Hargitay, who portrays Sgt. Olivia Benson on the weekly NBC television program that deals with sex crimes, said the sheer number of rape kits in Detroit and across the country that go unprocessed is “mind-blowing to me.”

Hargitaye said she assumed they were being routinely tested, as they are in her TV show.

"My head exploded,” she said. “We have the means to do it and DNA equals justice."

Fourteen convictions have resulted from what is being called the "Detroit Rape Kit Project."

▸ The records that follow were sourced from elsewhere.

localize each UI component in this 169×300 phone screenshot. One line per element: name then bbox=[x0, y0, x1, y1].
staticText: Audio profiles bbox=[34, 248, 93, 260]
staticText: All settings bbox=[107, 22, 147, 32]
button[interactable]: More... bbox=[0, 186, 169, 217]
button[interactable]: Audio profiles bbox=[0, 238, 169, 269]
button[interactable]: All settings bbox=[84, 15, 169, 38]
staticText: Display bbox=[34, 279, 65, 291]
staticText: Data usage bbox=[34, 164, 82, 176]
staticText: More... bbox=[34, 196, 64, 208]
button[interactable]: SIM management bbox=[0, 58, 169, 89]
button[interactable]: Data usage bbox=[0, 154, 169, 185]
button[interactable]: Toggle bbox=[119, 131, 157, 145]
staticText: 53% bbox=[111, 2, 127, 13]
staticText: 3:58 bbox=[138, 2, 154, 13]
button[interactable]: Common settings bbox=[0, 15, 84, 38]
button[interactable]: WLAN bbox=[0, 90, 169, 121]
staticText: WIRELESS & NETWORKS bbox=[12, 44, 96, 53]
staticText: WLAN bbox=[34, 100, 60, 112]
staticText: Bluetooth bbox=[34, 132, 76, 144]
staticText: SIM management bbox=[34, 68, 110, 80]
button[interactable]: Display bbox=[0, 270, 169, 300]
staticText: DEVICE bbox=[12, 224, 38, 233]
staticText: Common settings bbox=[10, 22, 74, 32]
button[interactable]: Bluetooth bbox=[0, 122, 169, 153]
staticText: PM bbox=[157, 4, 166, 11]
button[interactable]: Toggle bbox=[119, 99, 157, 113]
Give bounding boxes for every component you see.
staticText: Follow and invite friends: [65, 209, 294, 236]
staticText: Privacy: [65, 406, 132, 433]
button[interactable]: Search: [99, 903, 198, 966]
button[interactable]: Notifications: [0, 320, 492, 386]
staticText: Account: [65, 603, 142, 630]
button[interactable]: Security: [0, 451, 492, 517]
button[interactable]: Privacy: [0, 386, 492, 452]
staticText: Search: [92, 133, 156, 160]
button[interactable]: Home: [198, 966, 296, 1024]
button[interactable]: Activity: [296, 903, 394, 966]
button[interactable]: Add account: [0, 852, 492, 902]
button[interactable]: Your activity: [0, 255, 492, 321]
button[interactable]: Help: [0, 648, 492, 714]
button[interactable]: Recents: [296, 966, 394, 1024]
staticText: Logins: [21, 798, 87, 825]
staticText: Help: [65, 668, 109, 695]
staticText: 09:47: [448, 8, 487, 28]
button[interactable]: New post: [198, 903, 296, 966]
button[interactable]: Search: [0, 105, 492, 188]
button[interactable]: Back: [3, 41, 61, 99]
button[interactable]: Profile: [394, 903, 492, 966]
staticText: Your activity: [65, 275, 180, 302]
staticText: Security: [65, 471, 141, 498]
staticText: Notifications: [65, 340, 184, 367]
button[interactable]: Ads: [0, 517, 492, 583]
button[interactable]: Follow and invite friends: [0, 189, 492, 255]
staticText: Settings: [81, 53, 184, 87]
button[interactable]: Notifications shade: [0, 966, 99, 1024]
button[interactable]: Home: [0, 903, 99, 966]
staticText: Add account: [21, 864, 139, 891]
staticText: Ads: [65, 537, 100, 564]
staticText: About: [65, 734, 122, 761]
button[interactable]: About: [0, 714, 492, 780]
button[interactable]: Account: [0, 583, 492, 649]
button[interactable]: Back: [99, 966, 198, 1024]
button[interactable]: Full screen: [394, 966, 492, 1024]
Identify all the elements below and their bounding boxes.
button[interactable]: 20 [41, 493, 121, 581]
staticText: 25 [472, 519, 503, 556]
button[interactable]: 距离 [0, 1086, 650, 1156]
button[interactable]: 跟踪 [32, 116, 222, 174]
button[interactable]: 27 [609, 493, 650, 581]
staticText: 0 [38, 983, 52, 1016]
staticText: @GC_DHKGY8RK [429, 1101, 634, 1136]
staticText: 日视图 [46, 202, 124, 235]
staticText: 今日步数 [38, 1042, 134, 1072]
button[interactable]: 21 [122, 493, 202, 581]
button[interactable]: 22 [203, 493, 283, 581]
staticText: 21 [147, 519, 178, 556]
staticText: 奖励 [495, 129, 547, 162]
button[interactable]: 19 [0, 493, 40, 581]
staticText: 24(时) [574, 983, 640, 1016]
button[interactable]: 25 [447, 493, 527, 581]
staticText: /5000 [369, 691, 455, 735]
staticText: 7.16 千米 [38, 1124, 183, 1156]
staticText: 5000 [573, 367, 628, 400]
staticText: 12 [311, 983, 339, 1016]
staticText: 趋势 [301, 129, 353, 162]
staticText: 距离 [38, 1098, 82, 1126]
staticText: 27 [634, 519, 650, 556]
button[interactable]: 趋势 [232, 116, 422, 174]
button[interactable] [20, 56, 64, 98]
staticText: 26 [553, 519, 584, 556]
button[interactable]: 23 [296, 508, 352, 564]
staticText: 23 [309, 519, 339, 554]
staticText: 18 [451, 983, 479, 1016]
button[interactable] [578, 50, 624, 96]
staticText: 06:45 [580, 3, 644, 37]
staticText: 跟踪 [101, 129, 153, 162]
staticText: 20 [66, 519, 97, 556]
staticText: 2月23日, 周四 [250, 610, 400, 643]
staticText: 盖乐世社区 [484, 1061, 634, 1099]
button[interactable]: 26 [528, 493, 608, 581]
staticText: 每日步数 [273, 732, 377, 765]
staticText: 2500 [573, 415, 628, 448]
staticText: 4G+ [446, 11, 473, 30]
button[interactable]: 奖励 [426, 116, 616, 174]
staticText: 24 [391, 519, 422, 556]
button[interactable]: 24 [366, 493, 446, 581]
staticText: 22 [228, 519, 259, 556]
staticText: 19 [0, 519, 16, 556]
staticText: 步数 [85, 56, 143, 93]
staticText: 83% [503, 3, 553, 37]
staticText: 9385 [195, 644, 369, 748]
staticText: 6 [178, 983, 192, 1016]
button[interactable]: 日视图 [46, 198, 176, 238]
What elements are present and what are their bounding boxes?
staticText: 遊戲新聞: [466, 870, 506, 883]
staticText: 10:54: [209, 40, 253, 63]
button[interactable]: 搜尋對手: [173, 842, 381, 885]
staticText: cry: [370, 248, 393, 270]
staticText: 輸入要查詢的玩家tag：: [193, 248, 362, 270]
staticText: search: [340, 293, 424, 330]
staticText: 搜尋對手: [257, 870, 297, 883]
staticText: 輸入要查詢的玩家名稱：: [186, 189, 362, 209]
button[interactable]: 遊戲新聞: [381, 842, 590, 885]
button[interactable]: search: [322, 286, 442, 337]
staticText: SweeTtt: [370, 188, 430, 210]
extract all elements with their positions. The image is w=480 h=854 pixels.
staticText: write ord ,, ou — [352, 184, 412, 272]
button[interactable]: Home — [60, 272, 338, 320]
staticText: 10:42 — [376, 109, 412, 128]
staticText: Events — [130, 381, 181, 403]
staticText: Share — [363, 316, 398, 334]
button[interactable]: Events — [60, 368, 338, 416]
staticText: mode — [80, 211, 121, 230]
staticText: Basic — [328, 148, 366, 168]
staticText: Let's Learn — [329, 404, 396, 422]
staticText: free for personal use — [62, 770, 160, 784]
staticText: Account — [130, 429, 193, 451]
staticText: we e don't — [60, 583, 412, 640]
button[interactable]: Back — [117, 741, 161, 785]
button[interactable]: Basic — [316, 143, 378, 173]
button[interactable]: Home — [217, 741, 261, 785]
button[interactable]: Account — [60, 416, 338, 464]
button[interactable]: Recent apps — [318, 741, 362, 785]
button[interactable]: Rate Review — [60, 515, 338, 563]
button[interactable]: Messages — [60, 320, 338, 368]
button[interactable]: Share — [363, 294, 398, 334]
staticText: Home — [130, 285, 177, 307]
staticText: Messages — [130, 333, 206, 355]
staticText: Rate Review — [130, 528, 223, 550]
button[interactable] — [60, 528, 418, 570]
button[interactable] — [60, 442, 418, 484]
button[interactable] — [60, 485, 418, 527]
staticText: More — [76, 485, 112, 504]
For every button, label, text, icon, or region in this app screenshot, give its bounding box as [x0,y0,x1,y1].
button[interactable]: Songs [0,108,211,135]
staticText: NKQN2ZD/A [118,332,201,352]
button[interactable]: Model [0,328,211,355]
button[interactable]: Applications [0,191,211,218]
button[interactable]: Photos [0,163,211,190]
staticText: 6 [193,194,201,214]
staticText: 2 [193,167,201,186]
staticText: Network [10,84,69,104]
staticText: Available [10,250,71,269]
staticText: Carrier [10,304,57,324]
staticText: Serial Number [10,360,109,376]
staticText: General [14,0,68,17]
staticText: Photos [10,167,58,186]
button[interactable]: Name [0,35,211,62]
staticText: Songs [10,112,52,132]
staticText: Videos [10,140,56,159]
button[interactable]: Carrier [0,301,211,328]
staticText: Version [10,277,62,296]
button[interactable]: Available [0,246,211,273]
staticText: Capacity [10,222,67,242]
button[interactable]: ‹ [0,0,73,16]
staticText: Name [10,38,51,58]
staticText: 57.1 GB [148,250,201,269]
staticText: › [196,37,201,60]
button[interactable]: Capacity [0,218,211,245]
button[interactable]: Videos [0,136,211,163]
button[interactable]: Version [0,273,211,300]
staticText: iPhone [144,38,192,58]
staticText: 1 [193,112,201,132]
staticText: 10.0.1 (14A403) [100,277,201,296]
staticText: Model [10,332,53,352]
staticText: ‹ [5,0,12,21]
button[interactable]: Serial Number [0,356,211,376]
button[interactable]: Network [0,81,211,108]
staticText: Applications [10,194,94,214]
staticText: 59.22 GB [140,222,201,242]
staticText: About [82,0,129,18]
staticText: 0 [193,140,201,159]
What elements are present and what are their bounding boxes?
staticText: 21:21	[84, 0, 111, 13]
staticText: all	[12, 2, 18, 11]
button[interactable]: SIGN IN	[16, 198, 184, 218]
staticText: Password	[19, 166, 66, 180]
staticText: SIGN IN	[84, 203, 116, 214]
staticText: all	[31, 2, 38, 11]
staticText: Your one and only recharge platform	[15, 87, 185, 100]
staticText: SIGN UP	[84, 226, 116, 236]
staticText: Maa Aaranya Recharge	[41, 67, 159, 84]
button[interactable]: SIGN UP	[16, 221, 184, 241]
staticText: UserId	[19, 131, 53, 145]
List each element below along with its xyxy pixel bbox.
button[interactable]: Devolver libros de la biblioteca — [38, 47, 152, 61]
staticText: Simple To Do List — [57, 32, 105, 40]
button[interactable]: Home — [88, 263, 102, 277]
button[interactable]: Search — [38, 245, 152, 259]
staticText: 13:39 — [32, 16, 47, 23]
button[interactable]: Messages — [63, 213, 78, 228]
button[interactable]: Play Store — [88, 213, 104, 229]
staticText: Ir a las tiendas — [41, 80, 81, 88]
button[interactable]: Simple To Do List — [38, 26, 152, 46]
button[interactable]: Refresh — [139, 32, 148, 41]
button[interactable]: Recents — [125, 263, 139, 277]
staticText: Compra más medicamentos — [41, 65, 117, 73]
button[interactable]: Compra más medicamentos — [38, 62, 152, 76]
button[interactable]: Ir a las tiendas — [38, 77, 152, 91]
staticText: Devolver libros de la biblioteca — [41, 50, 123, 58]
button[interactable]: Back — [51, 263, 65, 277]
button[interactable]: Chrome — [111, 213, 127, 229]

Those convictions include DeShawn Starks, 23, who feigned stomach pains as he approached a woman returning to her Detroit Home, then robbed the woman at gunpoint and drove her to a wooded area, where he raped her.

The victim’s rape kit remained untested for a decade before Worthy put pressure on the Michigan State Police to process the kits. The findings linked Stark’s DNA to the case and another rape in 2003 in which the kit also remained in storage fofr 10 years.

In November 2013, Stark raped two more women as they were walking home from a family gathering.

He was convicted and sentenced 45-90 years in prison.

In real life, Hargitay is a vocal advocate for the sex-crime victims. Her nonprofit group  Joyful Heart Foundation works with victims of sex crimes, domestic violence and child abuse.